Protein-protein interactions (PPIs) are crucial in various biological processes and their study has significant implications for drug development and disease diagnosis. Existing deep learning methods suffer from significant performance degradation under complex real-world scenarios due to various factors, e.g., label scarcity and domain shift. In this paper, we propose a self-ensembling multigraph neural network (SemiGNN-PPI) that can effectively predict PPIs while being both efficient and generalizable. In SemiGNN-PPI, we not only model the protein correlations but explore the label dependencies by constructing and processing multiple graphs from the perspectives of both features and labels in the graph learning process. We further marry GNN with Mean Teacher to effectively leverage unlabeled graph-structured PPI data for self-ensemble graph learning. We also design multiple graph consistency constraints to align the student and teacher graphs in the feature embedding space, enabling the student model to better learn from the teacher model by incorporating more relationships. Extensive experiments on PPI datasets of different scales with different evaluation settings demonstrate that SemiGNN-PPI outperforms state-of-the-art PPI prediction methods, particularly in challenging scenarios such as training with limited annotations and testing on unseen data.
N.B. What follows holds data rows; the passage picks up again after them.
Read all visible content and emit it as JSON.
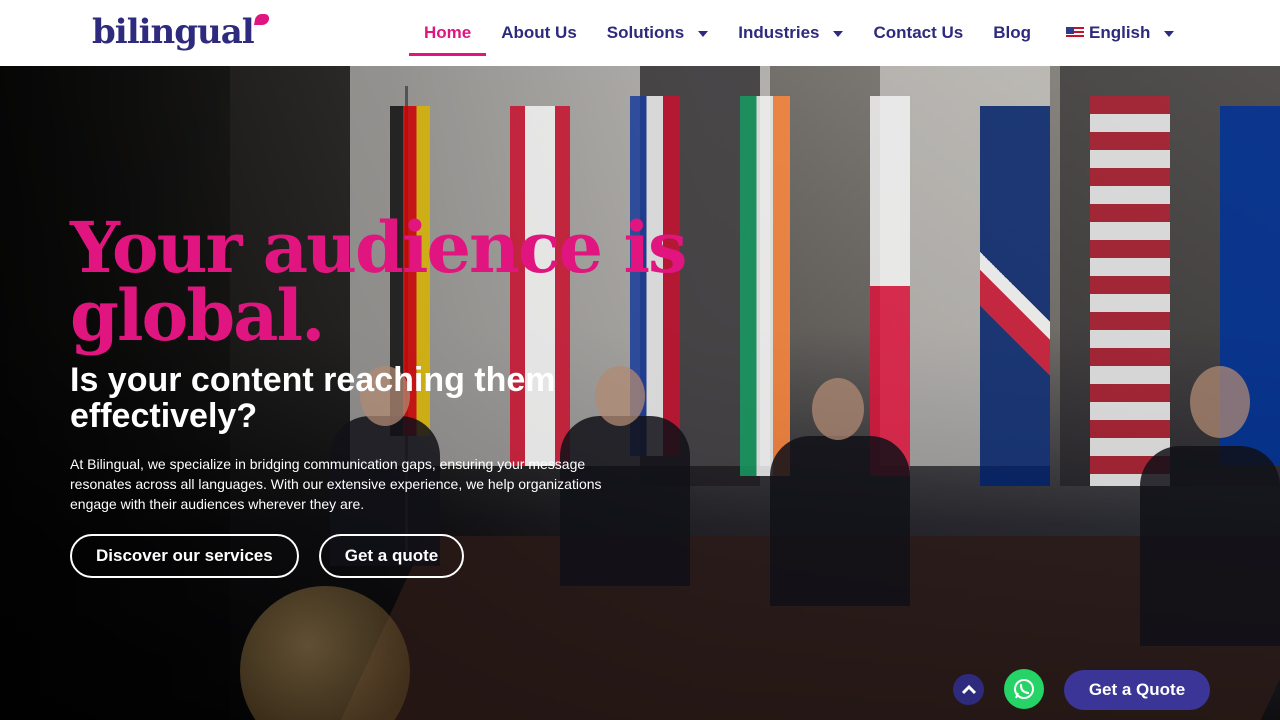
{
  "brand": {
    "logo_text": "bilingual",
    "accent": "#e0157f",
    "primary": "#2e2a7d"
  },
  "nav": {
    "items": [
      {
        "label": "Home",
        "active": true,
        "has_dropdown": false
      },
      {
        "label": "About Us",
        "active": false,
        "has_dropdown": false
      },
      {
        "label": "Solutions",
        "active": false,
        "has_dropdown": true
      },
      {
        "label": "Industries",
        "active": false,
        "has_dropdown": true
      },
      {
        "label": "Contact Us",
        "active": false,
        "has_dropdown": false
      },
      {
        "label": "Blog",
        "active": false,
        "has_dropdown": false
      }
    ],
    "language": {
      "label": "English",
      "icon": "us-flag-icon"
    }
  },
  "hero": {
    "headline": "Your audience is global.",
    "subheadline": "Is your content reaching them effectively?",
    "description": "At Bilingual, we specialize in bridging communication gaps, ensuring your message resonates across all languages. With our extensive experience, we help organizations engage with their audiences wherever they are.",
    "buttons": {
      "primary": "Discover our services",
      "secondary": "Get a quote"
    }
  },
  "floating": {
    "scroll_top_icon": "chevron-up-icon",
    "whatsapp_icon": "whatsapp-icon",
    "quote_label": "Get a Quote"
  }
}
翻译：蛋白质-蛋白质相互作用（PPI）在多种生物过程中至关重要，对其研究在药物开发和疾病诊断方面具有重要意义。现有深度学习方法在复杂真实场景下受多种因素（如标签稀缺和领域偏移）影响，导致性能显著下降。本文提出一种自集成多图神经网络（SemiGNN-PPI），能够高效且可泛化地预测PPI。在SemiGNN-PPI中，我们不仅对蛋白质相关性进行建模，还通过在图形学习过程中从特征和标签两个角度构建并处理多个图来探索标签依赖性。我们进一步将GNN与Mean Teacher相结合，以有效利用未标注的图结构PPI数据进行自集成图学习。我们还设计了多种图一致性约束，以在特征嵌入空间中对齐学生图和教师图，使学生模型能够通过融入更多关系更好地向教师模型学习。在不同规模PPI数据集及多种评估设置下的广泛实验表明，SemiGNN-PPI优于现有最先进的PPI预测方法，尤其在训练标注有限及对未见数据测试等挑战性场景下表现突出。